晩ごはんを食べ始めると、漁師のお兄さんがオバサンの家に来たの。お兄さんが来てくれて、オバサンもホッとしたみたい。
「村長、俺も晩飯を食わせてくれ」
お兄さんはそう言って、自分で皿にスープを入れて、いつもの席に座ったの。昼ごはんを食べに来ることは多いけど、晩ごはんに来るのは珍しいかも。
「カール、この子たちをどうするつもりだい?」
「部屋は空いているよな? 次の大型船が来るまで、コイツらをここで働かせたいんだよ」
「まぁ、スライム神が島へ入れたということは、まだ人間なんだろうけどね」
(まだ、人間?)
「肌の色の変色はない。コイツらは、ここにしばらくいれば、大丈夫だ」
(何が大丈夫なの?)
「そうだね。眉の色も、ほとんど変色してないか。イーグルは、黄の王国だね。ロックスは、赤の王国かい?」
「あぁ、そう言っていたな。二人には、黒い髪に変わった原因を話してもらおうか」
(また、髪色の話)
漁師のお兄さんにそう聞かれたけど、黒い髪の二人は、食事の手を止めて、互いに顔を見合わせて黙ってる。
「お兄さん、この人達は、賢者を探してるみたい」
私が小声でそう教えると、お兄さんは力強く頷いたの。
「スライムの棲む孤島の賢者探しか。

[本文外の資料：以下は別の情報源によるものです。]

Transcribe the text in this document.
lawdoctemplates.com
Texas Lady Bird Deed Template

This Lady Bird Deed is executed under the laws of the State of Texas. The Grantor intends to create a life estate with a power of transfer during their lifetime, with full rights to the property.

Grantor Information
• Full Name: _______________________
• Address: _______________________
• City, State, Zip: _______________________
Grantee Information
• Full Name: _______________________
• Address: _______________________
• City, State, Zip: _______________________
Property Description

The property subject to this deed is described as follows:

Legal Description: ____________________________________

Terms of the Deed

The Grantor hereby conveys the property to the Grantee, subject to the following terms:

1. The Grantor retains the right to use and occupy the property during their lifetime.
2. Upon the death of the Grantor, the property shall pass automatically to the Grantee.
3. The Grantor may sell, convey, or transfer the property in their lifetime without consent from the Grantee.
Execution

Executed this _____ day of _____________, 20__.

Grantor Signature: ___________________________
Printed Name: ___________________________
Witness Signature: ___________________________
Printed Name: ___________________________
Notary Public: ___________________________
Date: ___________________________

ということは、さすらいの荒野の洞窟に潜って、ダークスライムに襲われたんだな? さすらいの荒野への立ち入りは、大国は禁じているはずだぞ」
お兄さんが何を言ってるのか、さっぱりわからないけど、黒い髪の二人は小さな声で、はいって言って、しょんぼりしちゃった。

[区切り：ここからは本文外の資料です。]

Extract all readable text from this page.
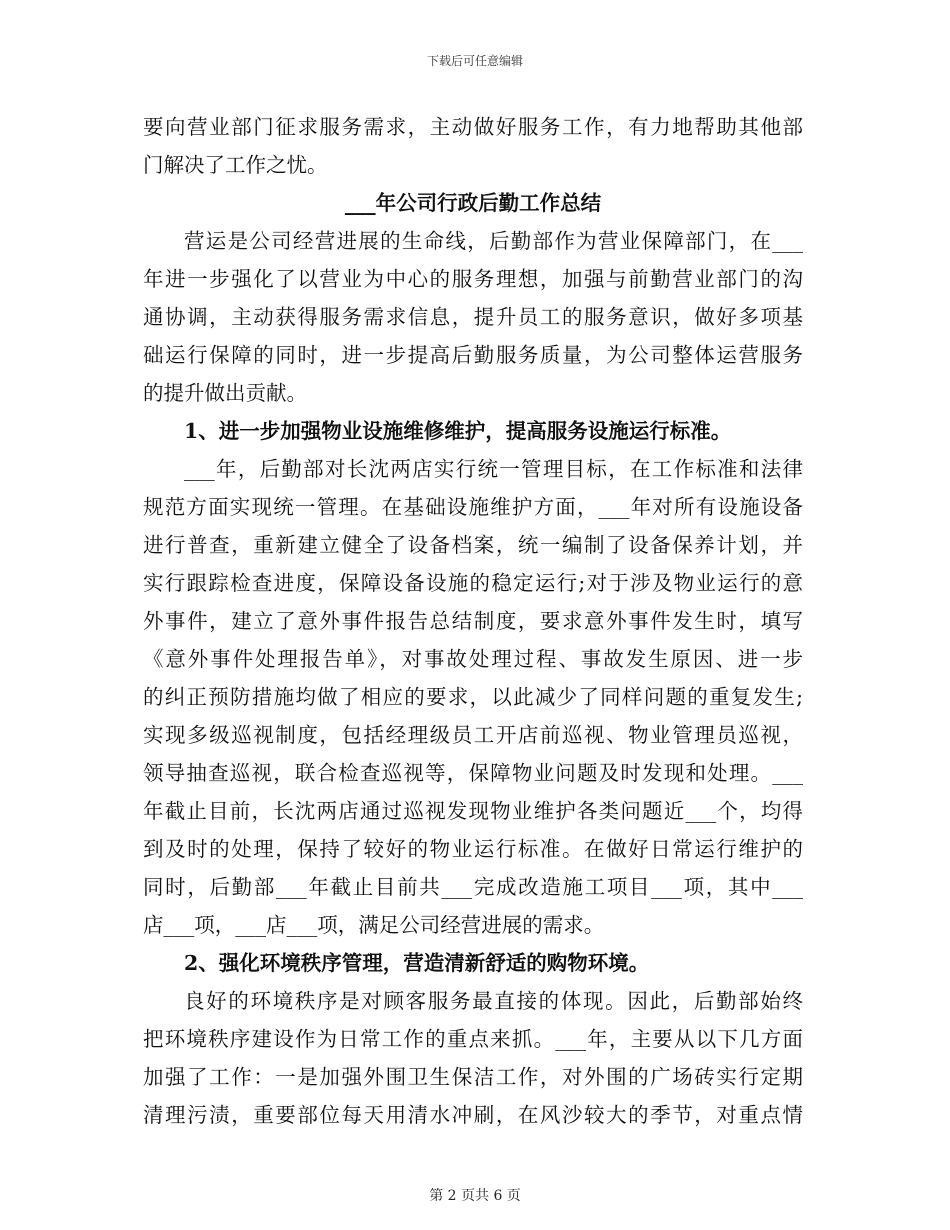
下载后可任意编辑
要向营业部门征求服务需求，主动做好服务工作，有力地帮助其他部
门解决了工作之忧。
___年公司行政后勤工作总结
营运是公司经营进展的生命线，后勤部作为营业保障部门，在___
年进一步强化了以营业为中心的服务理想，加强与前勤营业部门的沟
通协调，主动获得服务需求信息，提升员工的服务意识，做好多项基
础运行保障的同时，进一步提高后勤服务质量，为公司整体运营服务
的提升做出贡献。
1、进一步加强物业设施维修维护，提高服务设施运行标准。
___年，后勤部对长沈两店实行统一管理目标，在工作标准和法律
规范方面实现统一管理。在基础设施维护方面，___年对所有设施设备
进行普查，重新建立健全了设备档案，统一编制了设备保养计划，并
实行跟踪检查进度，保障设备设施的稳定运行;对于涉及物业运行的意
外事件，建立了意外事件报告总结制度，要求意外事件发生时，填写
《意外事件处理报告单》，对事故处理过程、事故发生原因、进一步
的纠正预防措施均做了相应的要求，以此减少了同样问题的重复发生;
实现多级巡视制度，包括经理级员工开店前巡视、物业管理员巡视，
领导抽查巡视，联合检查巡视等，保障物业问题及时发现和处理。___
年截止目前，长沈两店通过巡视发现物业维护各类问题近___个，均得
到及时的处理，保持了较好的物业运行标准。在做好日常运行维护的
同时，后勤部___年截止目前共___完成改造施工项目___项，其中___
店___项，___店___项，满足公司经营进展的需求。
2、强化环境秩序管理，营造清新舒适的购物环境。
良好的环境秩序是对顾客服务最直接的体现。因此，后勤部始终
把环境秩序建设作为日常工作的重点来抓。___年，主要从以下几方面
加强了工作：一是加强外围卫生保洁工作，对外围的广场砖实行定期
清理污渍，重要部位每天用清水冲刷，在风沙较大的季节，对重点情
第 2 页共 6 页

「賢者って、誰も見たことがないんだよ。どうして賢者を探してるの? なぜ髪色を気にするの?」
私の素朴な疑問に、お兄さんは少し驚いたみたい。困った顔をしてオバサンを見てる。
「ジュリには、話してなかったね。だけど、子供は、まだ知らない方がいいんだよ」
「えー、知らないことばかりだよ」
「ジュリちゃんがもっと大きくなったら、大陸へ行く前に、祠を守る爺さんから話があると思うぜ。知ってしまうと、この島にいることが怖くなるかもしれないからな」
大人はすぐに、話をはぐらかしちゃうよね。
「でも、長老様は、私はもう大人だって言ったよ」
私が長老様のことを話したら、黒い髪の二人がパッと私の方を見たの。
「その長老は、どこにいるんだ? 賢者じゃないのか」
「ジュリちゃんが言う長老は、スライムの長老だ。それに、この島に賢者が住むという話は、ただの言い伝えだぜ。少なくとも俺は会ったことがない」
お兄さんがそう言うと、黒い髪の二人はガッカリしちゃったみたい。
「英雄カールさんも会ったことがないなら、賢者はいないのか。孤島の賢者はダークスライムの呪いを解くって聞いたのに」
「それは、さすらいの荒野にいる冒険者達の噂話だろ。ここにいれば、黒色化は進まない。それに、これは呪いじゃないぜ。おまえらは、ダークスライムの体液を吸収してしまったことで、黒い髪になったんだよ。放置すると、やがて眉、全身の体毛、そして皮膚までが黒く変色する。そうなると、もう中身はダークスライムだ。やがてドロドロに溶けていくんだよ。愚かな人間達が、兵器として使っている黒い爆弾だ」
(ひぇっ、溶けちゃうの?)
「怪我が治ったら、私が、髪色を戻せないか試してあげるよ。私もスライムの加護持ちだからね。完全に戻すのは無理だろうけど、真っ黒ではなくなるはずだ」
オバサンがそう言うと、黒い髪の二人は、泣きそうな顔をしたよ。
「村長! ありがとうございます!」
「おまえら、怪我が治ったら、次の大型船が来るまでは、ここで働けよ?」
「はい! もちろんです!」
黒い髪の二人は、とっても、お行儀が良くなったの。